The answer lies in those moments where the camera zooms out. Those moments of oneness where everything aligns. Body, mind, and spirit. Where we feel connected with not only other humans but with the dirt underneath our feet and the water in our oceans. We recognize that we are ultimately made of the same stuff. We feel a divine connection. Presence.
These moments can occur at almost anytime. Some in more expected situations (after a workout, while meditating on the side of a mountain, after taking drugs or alcohol, during a meaningful conversation) and some when we never see it coming (when a young child holds the door for us, when a cool breeze of air passes by our face, or in the moment just before we drift off to sleep). And though these moments may occur far less frequently than we would like, there is a shift in consciousness in which we can actively engage that will get closer to where we would like to be.
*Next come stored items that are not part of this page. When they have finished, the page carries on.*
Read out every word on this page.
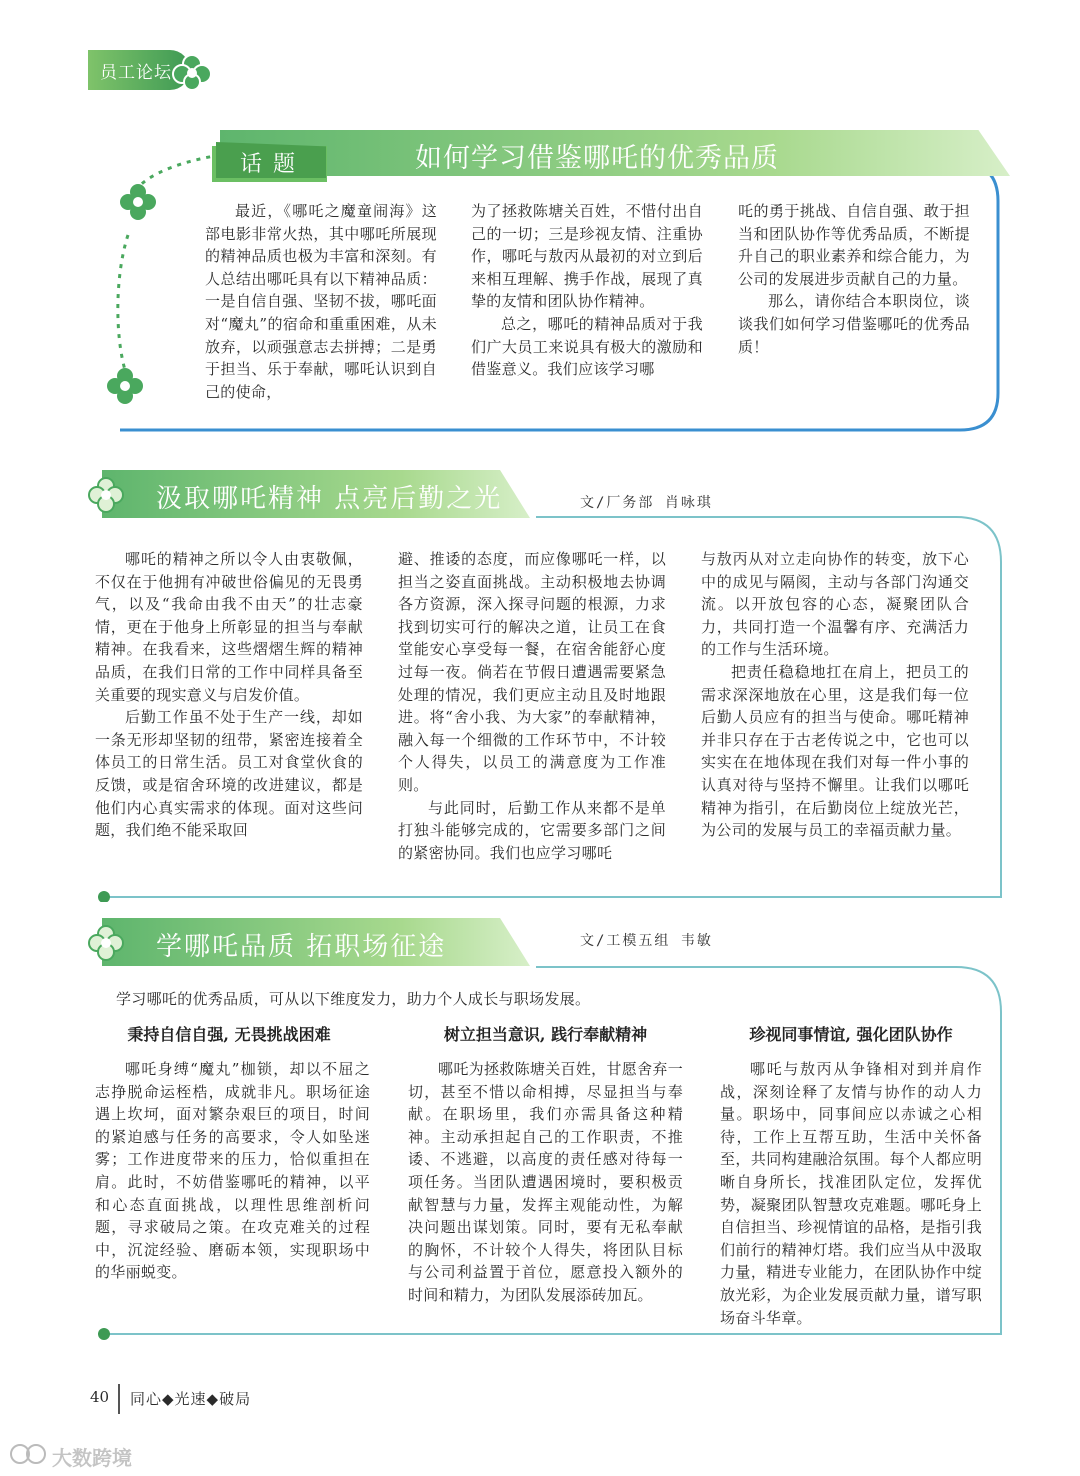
员工论坛
话 题	如何学习借鉴哪吒的优秀品质

最近，《哪吒之魔童闹海》这部电影非常火热，其中哪吒所展现的精神品质也极为丰富和深刻。有人总结出哪吒具有以下精神品质：一是自信自强、坚韧不拔，哪吒面对“魔丸”的宿命和重重困难，从未放弃，以顽强意志去拼搏；二是勇于担当、乐于奉献，哪吒认识到自己的使命，

为了拯救陈塘关百姓，不惜付出自己的一切；三是珍视友情、注重协作，哪吒与敖丙从最初的对立到后来相互理解、携手作战，展现了真挚的友情和团队协作精神。

总之，哪吒的精神品质对于我们广大员工来说具有极大的激励和借鉴意义。我们应该学习哪

吒的勇于挑战、自信自强、敢于担当和团队协作等优秀品质，不断提升自己的职业素养和综合能力，为公司的发展进步贡献自己的力量。

那么，请你结合本职岗位，谈谈我们如何学习借鉴哪吒的优秀品质！

汲取哪吒精神 点亮后勤之光	文/厂务部 肖咏琪

哪吒的精神之所以令人由衷敬佩，不仅在于他拥有冲破世俗偏见的无畏勇气，以及“我命由我不由天”的壮志豪情，更在于他身上所彰显的担当与奉献精神。在我看来，这些熠熠生辉的精神品质，在我们日常的工作中同样具备至关重要的现实意义与启发价值。

后勤工作虽不处于生产一线，却如一条无形却坚韧的纽带，紧密连接着全体员工的日常生活。员工对食堂伙食的反馈，或是宿舍环境的改进建议，都是他们内心真实需求的体现。面对这些问题，我们绝不能采取回

避、推诿的态度，而应像哪吒一样，以担当之姿直面挑战。主动积极地去协调各方资源，深入探寻问题的根源，力求找到切实可行的解决之道，让员工在食堂能安心享受每一餐，在宿舍能舒心度过每一夜。倘若在节假日遭遇需要紧急处理的情况，我们更应主动且及时地跟进。将“舍小我、为大家”的奉献精神，融入每一个细微的工作环节中，不计较个人得失，以员工的满意度为工作准则。

与此同时，后勤工作从来都不是单打独斗能够完成的，它需要多部门之间的紧密协同。我们也应学习哪吒

与敖丙从对立走向协作的转变，放下心中的成见与隔阂，主动与各部门沟通交流。以开放包容的心态，凝聚团队合力，共同打造一个温馨有序、充满活力的工作与生活环境。

把责任稳稳地扛在肩上，把员工的需求深深地放在心里，这是我们每一位后勤人员应有的担当与使命。哪吒精神并非只存在于古老传说之中，它也可以实实在在地体现在我们对每一件小事的认真对待与坚持不懈里。让我们以哪吒精神为指引，在后勤岗位上绽放光芒，为公司的发展与员工的幸福贡献力量。

学哪吒品质 拓职场征途	文/工模五组 韦敏
学习哪吒的优秀品质，可从以下维度发力，助力个人成长与职场发展。
秉持自信自强, 无畏挑战困难	树立担当意识, 践行奉献精神	珍视同事情谊, 强化团队协作

哪吒身缚“魔丸”枷锁，却以不屈之志挣脱命运桎梏，成就非凡。职场征途遇上坎坷，面对繁杂艰巨的项目，时间的紧迫感与任务的高要求，令人如坠迷雾；工作进度带来的压力，恰似重担在肩。此时，不妨借鉴哪吒的精神，以平和心态直面挑战，以理性思维剖析问题，寻求破局之策。在攻克难关的过程中，沉淀经验、磨砺本领，实现职场中的华丽蜕变。

哪吒为拯救陈塘关百姓，甘愿舍弃一切，甚至不惜以命相搏，尽显担当与奉献。在职场里，我们亦需具备这种精神。主动承担起自己的工作职责，不推诿、不逃避，以高度的责任感对待每一项任务。当团队遭遇困境时，要积极贡献智慧与力量，发挥主观能动性，为解决问题出谋划策。同时，要有无私奉献的胸怀，不计较个人得失，将团队目标与公司利益置于首位，愿意投入额外的时间和精力，为团队发展添砖加瓦。

哪吒与敖丙从争锋相对到并肩作战，深刻诠释了友情与协作的动人力量。职场中，同事间应以赤诚之心相待，工作上互帮互助，生活中关怀备至，共同构建融洽氛围。每个人都应明晰自身所长，找准团队定位，发挥优势，凝聚团队智慧攻克难题。哪吒身上自信担当、珍视情谊的品格，是指引我们前行的精神灯塔。我们应当从中汲取力量，精进专业能力，在团队协作中绽放光彩，为企业发展贡献力量，谱写职场奋斗华章。

40 同心◆光速◆破局
大数跨境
We can create moments of presence, or more accurately, “just be,” by recognizing that the voice in our head is not really us. It is our ego. Instead, who we truly are is one step above. We are that which can observe the voice in our head. So it is not the I that is the subject of the scene in the movie where the camera zooms out, but the I is the camera itself. We are the ones with the bird’s eye view. As Eckhart Toole talks about in his book “The New Earth”, we can be conscious of being conscious. And by being conscious of being conscious, we are present and in fulfillment of our true selves.